"Or why couldn't Germany have let our Government know? After all, Germany has no grievance against America...."
"And we've really spent enough money in Europe for some consideration to be shown us ..." the woeful chorus went on.
The choristers were all good and kindly persons, shaken out of the rut of right feeling by the first real fright of their lives. But Troy was too young to understand this, and to foresee that, once in safety, they would become the passionate advocates of France, all the more fervent in their championship because of their reluctant participation in her peril.
("What did I do?—Why, I just simply stayed in Paris.... Not to run away was the only thing one could do to show one's sympathy," he heard one of the passport-clutchers declare, a year later, in a New York drawing-room.)
Troy, from the height of his youthful indignation, regarded them all as heartless egoists, and fled away into the streets from the sound of their lamentations.

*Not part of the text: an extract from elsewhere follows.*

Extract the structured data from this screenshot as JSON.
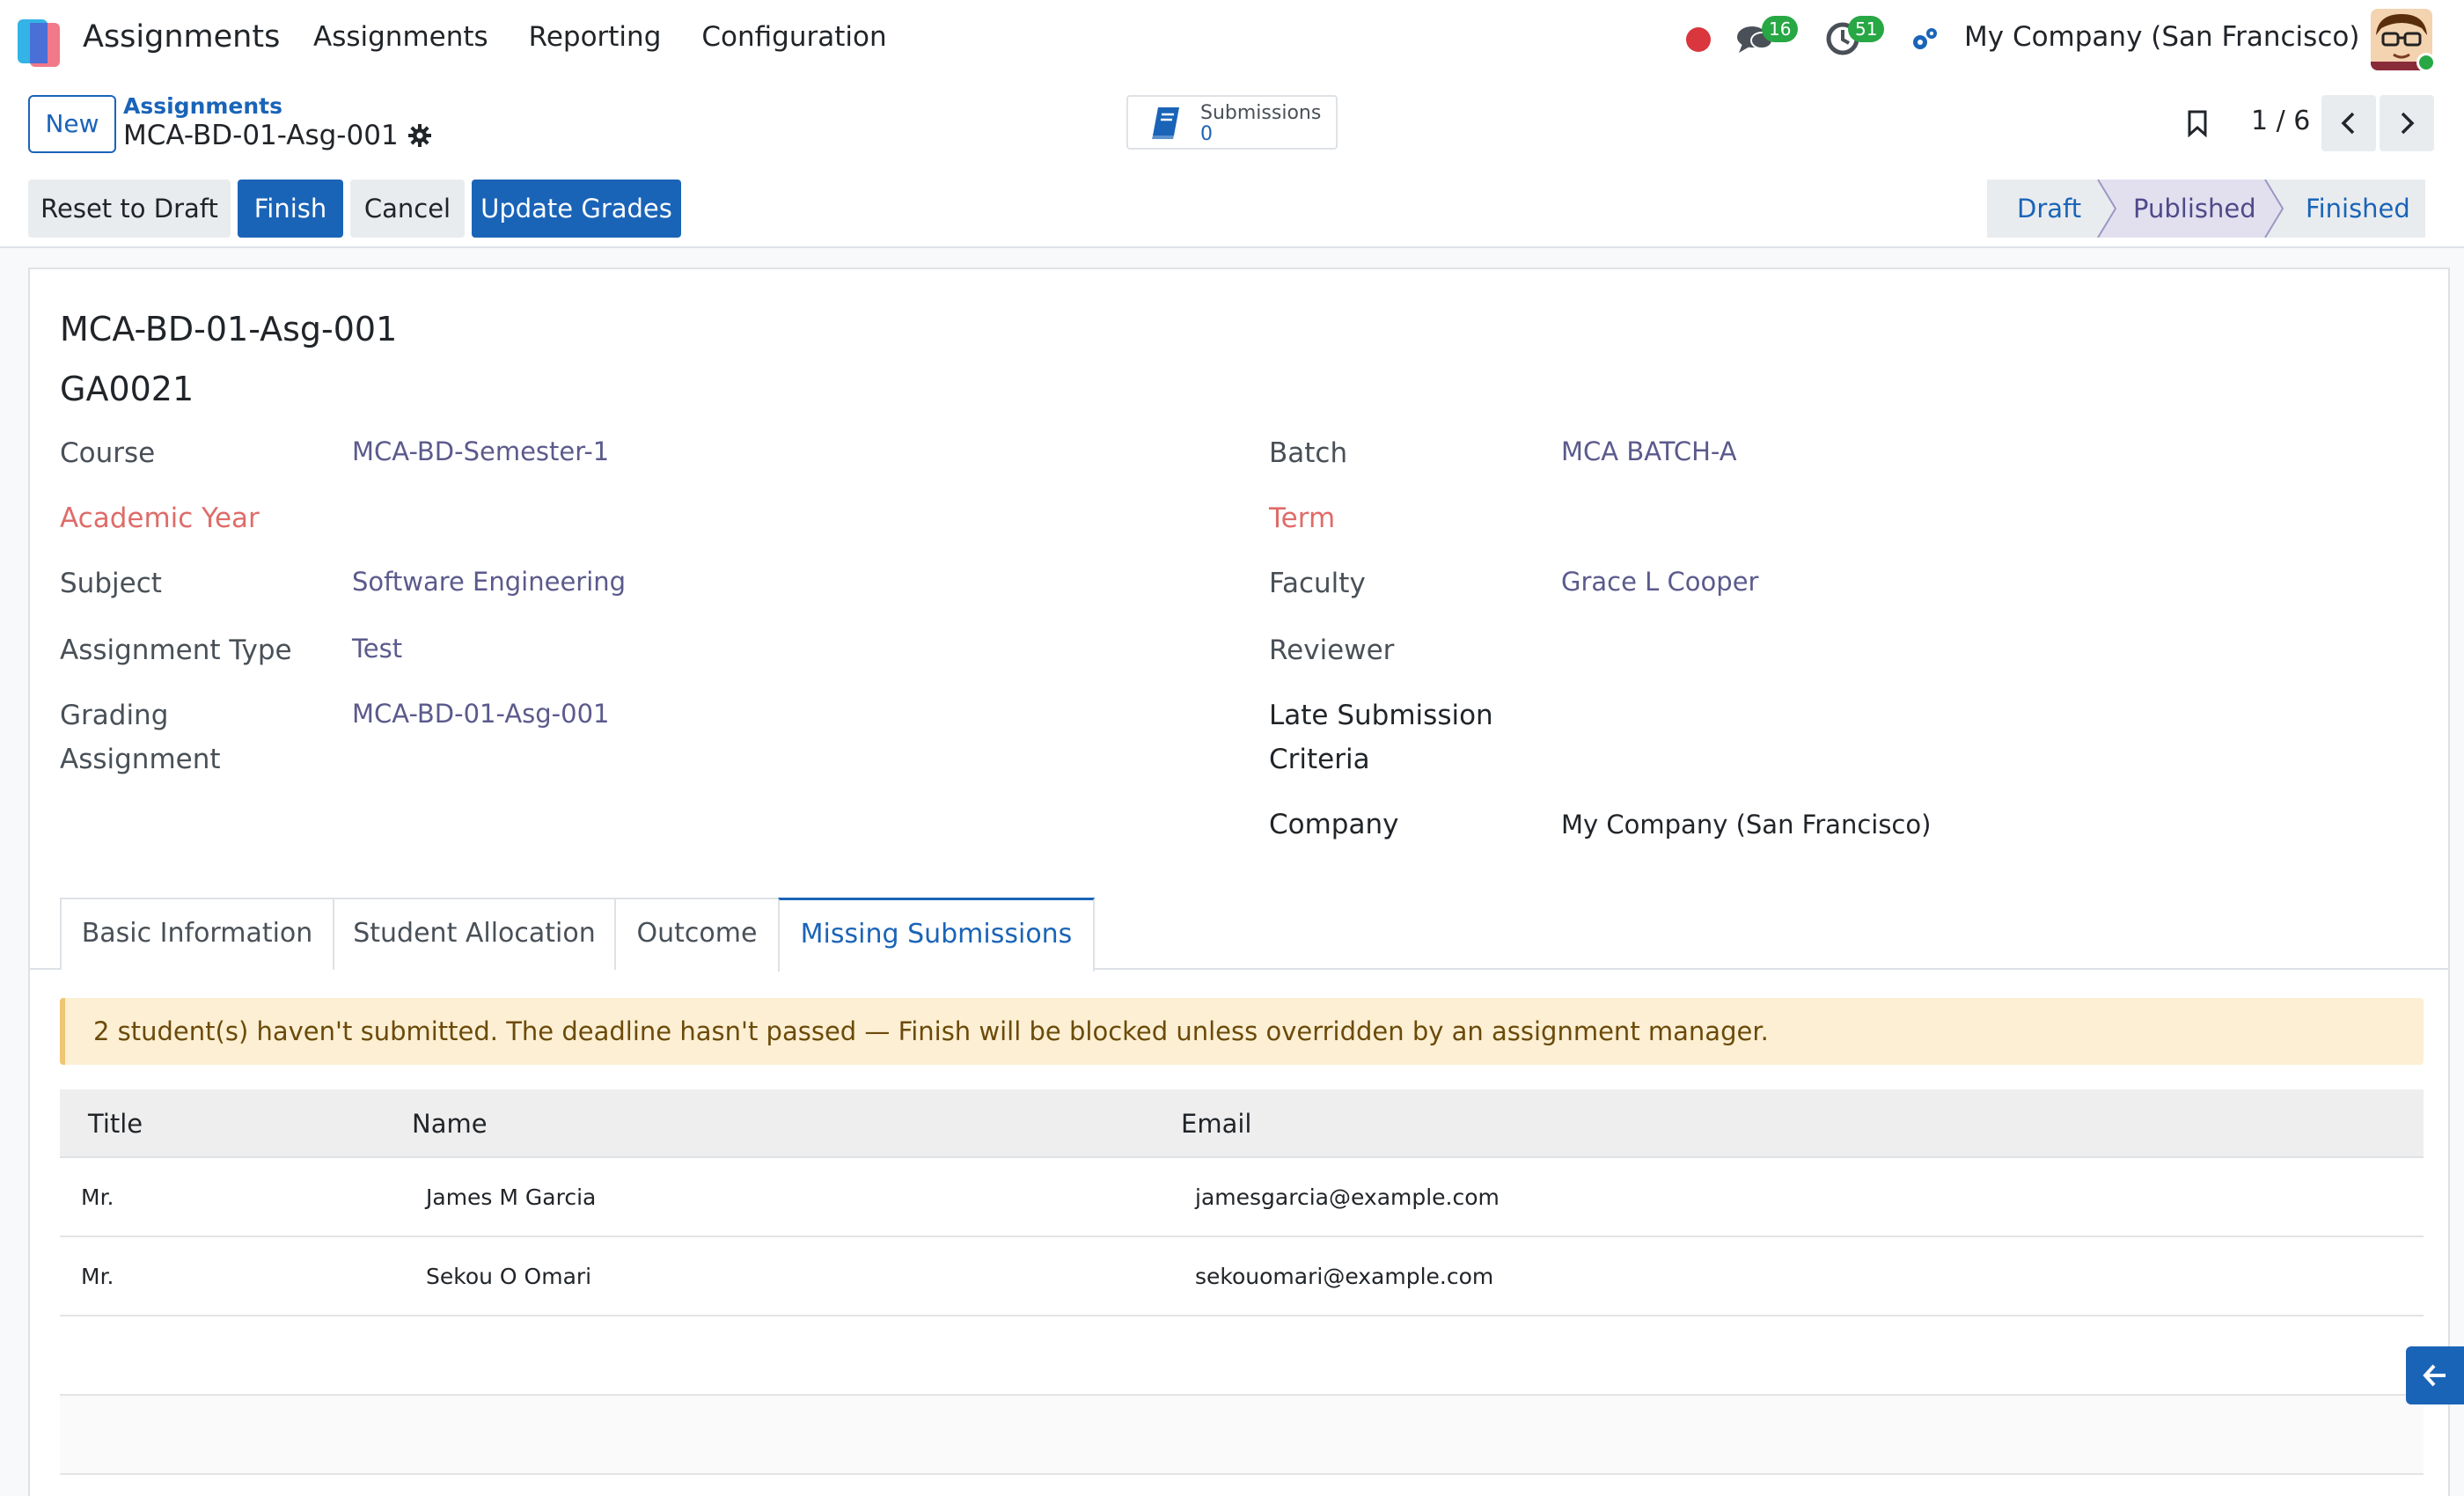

But in the streets was fresh food for misery; for every day the once empty vistas were filled with trains of farm-waggons, drawn by slow country horses, and heaped with furniture and household utensils; and beside the carts walked lines of haggard people, old men and women with vacant faces, mothers hugging hungry babies, and children limping after them with heavy bundles. The fugitives of the Marne were pouring into Paris.
Troy dashed into the nearest shops, bought them cakes and fruit, followed them to the big hippodrome where they were engulfed in the dusty arena, and finally, in despair at his inability to do more than gape and pity, tried to avoid the streets they followed on their way into Paris from St. Denis and Vincennes.
Then one day, in the sunny desert of the Place de la Concorde, he came on a more cheering sight. A motley band of civilians, young, middle-aged, and even grey-headed, were shambling along together, badged and beribboned, in the direction of the Invalides; and above them floated the American flag. Troy flew after it, and caught up with the last marchers.
"Where are we going?... Foreign Legion," an olive-faced "dago" answered joyously in broken American. "All 'nited States citizens.... Come and join up, sonnie...." And for one mad moment Troy thought of risking the adventure.
But he was too visibly only a schoolboy still; and with tears of envy in his smarting eyes he stood, small and useless, on the pavement, and watched the heterogeneous band under the beloved flag disappearing in the doorway of the registration office.